Cette somme ne sera pas assortie des intérêts à compter de l’exigibilité de chaque échéance, en vertu de l’article 1231-6 du code civil qui suppose que les intérêts ne courent qu’à compter d’une mise en demeure.
Sur le surplus des demandes
Partie perdante, la défenderesse sera condamnée au paiement des dépens, en vertu de l’article 696 du code de procédure civile.

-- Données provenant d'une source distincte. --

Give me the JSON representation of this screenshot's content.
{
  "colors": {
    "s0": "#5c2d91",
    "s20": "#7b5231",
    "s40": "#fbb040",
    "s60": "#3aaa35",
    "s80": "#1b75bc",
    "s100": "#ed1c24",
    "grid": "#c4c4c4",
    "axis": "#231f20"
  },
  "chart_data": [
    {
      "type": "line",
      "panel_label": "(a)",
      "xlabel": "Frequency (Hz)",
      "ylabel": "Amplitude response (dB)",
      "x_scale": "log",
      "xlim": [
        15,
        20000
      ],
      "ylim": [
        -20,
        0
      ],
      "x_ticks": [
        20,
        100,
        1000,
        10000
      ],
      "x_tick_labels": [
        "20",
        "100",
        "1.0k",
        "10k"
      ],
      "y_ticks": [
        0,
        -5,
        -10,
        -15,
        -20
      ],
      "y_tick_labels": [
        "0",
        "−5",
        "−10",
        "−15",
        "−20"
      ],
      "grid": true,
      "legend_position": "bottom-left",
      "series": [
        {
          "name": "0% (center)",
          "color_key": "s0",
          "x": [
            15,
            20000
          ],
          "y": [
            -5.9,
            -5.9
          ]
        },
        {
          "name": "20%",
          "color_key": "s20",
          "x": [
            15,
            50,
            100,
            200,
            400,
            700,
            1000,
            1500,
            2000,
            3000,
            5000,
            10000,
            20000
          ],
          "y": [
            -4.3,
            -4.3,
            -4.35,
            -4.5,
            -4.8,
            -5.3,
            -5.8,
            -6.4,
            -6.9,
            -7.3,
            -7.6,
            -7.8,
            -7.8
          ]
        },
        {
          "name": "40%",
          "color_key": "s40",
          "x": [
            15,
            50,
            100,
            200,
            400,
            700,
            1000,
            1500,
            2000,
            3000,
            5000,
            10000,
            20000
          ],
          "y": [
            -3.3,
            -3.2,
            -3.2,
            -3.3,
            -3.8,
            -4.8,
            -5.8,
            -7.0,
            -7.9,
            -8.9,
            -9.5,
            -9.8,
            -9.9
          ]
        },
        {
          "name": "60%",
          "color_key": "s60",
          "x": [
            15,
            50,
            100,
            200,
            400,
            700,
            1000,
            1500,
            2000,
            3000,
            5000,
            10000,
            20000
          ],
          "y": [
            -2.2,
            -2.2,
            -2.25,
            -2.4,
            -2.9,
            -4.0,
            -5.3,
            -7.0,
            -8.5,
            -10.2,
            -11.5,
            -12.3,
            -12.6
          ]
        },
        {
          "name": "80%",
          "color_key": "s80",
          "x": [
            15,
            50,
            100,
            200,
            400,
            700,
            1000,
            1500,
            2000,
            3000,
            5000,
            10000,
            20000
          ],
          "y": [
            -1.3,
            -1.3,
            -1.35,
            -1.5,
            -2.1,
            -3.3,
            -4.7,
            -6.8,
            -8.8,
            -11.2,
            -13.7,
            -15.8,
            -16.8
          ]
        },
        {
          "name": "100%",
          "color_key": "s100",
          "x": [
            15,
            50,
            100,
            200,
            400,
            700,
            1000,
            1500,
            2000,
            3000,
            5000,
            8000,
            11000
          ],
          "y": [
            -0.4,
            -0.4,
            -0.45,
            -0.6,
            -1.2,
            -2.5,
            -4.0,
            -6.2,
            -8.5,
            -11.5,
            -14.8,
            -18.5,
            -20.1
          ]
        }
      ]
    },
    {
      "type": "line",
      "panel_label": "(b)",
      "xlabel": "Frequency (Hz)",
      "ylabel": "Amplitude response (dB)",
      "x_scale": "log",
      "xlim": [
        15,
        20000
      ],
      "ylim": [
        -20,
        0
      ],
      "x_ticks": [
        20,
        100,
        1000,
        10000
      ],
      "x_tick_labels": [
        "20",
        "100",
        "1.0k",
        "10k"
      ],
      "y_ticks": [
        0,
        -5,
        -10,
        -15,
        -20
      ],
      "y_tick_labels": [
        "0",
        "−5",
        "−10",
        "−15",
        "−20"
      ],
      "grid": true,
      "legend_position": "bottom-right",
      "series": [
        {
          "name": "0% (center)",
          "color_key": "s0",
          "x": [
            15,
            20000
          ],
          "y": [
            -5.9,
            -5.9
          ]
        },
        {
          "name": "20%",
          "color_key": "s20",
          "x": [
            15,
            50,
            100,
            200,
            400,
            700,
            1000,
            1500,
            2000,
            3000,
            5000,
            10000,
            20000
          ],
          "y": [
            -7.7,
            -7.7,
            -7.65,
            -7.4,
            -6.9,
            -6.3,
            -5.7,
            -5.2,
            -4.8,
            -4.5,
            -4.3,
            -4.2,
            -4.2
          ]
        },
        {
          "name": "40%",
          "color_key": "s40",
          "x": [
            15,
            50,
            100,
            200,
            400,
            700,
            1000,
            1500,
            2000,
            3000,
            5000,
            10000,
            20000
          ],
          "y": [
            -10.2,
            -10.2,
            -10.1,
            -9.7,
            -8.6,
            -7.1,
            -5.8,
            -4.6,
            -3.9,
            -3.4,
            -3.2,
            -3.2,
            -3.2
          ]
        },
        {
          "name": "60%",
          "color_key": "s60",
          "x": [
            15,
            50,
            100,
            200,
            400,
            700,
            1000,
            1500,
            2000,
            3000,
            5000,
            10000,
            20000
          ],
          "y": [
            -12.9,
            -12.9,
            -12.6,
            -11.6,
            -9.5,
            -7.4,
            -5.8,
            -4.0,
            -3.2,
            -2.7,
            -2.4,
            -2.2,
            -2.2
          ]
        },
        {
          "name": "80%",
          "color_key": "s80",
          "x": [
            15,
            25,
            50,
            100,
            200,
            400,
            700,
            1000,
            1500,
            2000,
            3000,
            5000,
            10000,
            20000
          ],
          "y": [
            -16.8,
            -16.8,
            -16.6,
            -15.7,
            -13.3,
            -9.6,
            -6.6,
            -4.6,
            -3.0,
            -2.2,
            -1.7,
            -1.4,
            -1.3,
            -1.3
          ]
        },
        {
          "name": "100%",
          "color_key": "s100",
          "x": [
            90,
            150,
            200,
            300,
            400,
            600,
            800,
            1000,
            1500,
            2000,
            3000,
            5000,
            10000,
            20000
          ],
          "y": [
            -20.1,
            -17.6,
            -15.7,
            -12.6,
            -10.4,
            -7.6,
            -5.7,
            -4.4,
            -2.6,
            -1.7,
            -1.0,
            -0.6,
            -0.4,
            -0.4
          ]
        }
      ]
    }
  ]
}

Il n’apparaît pas inéquitable de condamner la défenderesse, qui succombe aux dépens, au paiement de la somme de 1300 euros au titre de ses frais non compris dans les dépens, en vertu de l’article 700 du même code.
PAR CES MOTIFS
Nous, Juge des référés, par ordonnance contradictoire, statuant publiquement et en premier ressort,
Renvoyons les parties à se pourvoir au fond ainsi qu’elles en aviseront, mais dès à présent par provision, tous les moyens des parties étant réservés :
Constatons l’acquisition de plein droit de la clause résolutoire stipulée au contrat de bail à compter du 6 juillet 2025 ;
Disons que la société KSM Alimentation devra libérer les locaux situés [Adresse 3] et, faute de l’avoir fait, ordonnons son expulsion ainsi que celle de tous occupants de son chef, avec le cas échéant, le concours de la force publique,
Rappelons que le sort des meubles sera réglé conformément aux dispositions des articles L.433-1 et suivants et R.433-1 et suivants du code des procédures civiles d’exécution,
Rejetons la demande d’astreinte
Condamnons la société KSM Alimentation à payer à la société Borghese 10 à compter du 6 juillet 2025, une indemnité d’occupation provisionnelle équivalente au montant du loyer, majorée des charges et des taxes applicables, dûment justifiées au stade de l’exécution, et ce, jusqu’à la libération effective des lieux,
Condamnons en conséquence la société KSM Alimentation à payer à la société Borghese 10 la somme de 4468,67 euros à titre de provision à valoir sur la dette de loyers, de charges et d’indemnités d’occupation échue au 9 janvier 2026, terme de janvier 2026 inclus ;
Ordonnons la capitalisation des intérêts sur la somme précitée ;
Disons n’y avoir lieu à référé sur la demande de majoration de l’indemnité d’occupation, de conservation du dépôt de garantie et au titre de la clause pénale ;
Condamnons la société KSM Alimentation au paiement des dépens ;
Condamnons la société KSM Alimentation à verser à la société Borghese 10 la somme de 1300 euros au titre des frais irrépétibles ;
Rappelons que la présente ordonnance bénéficie de plein droit de l’exécution provisoire.
Ainsi ordonné et mis à disposition au greffe le 18 février 2026.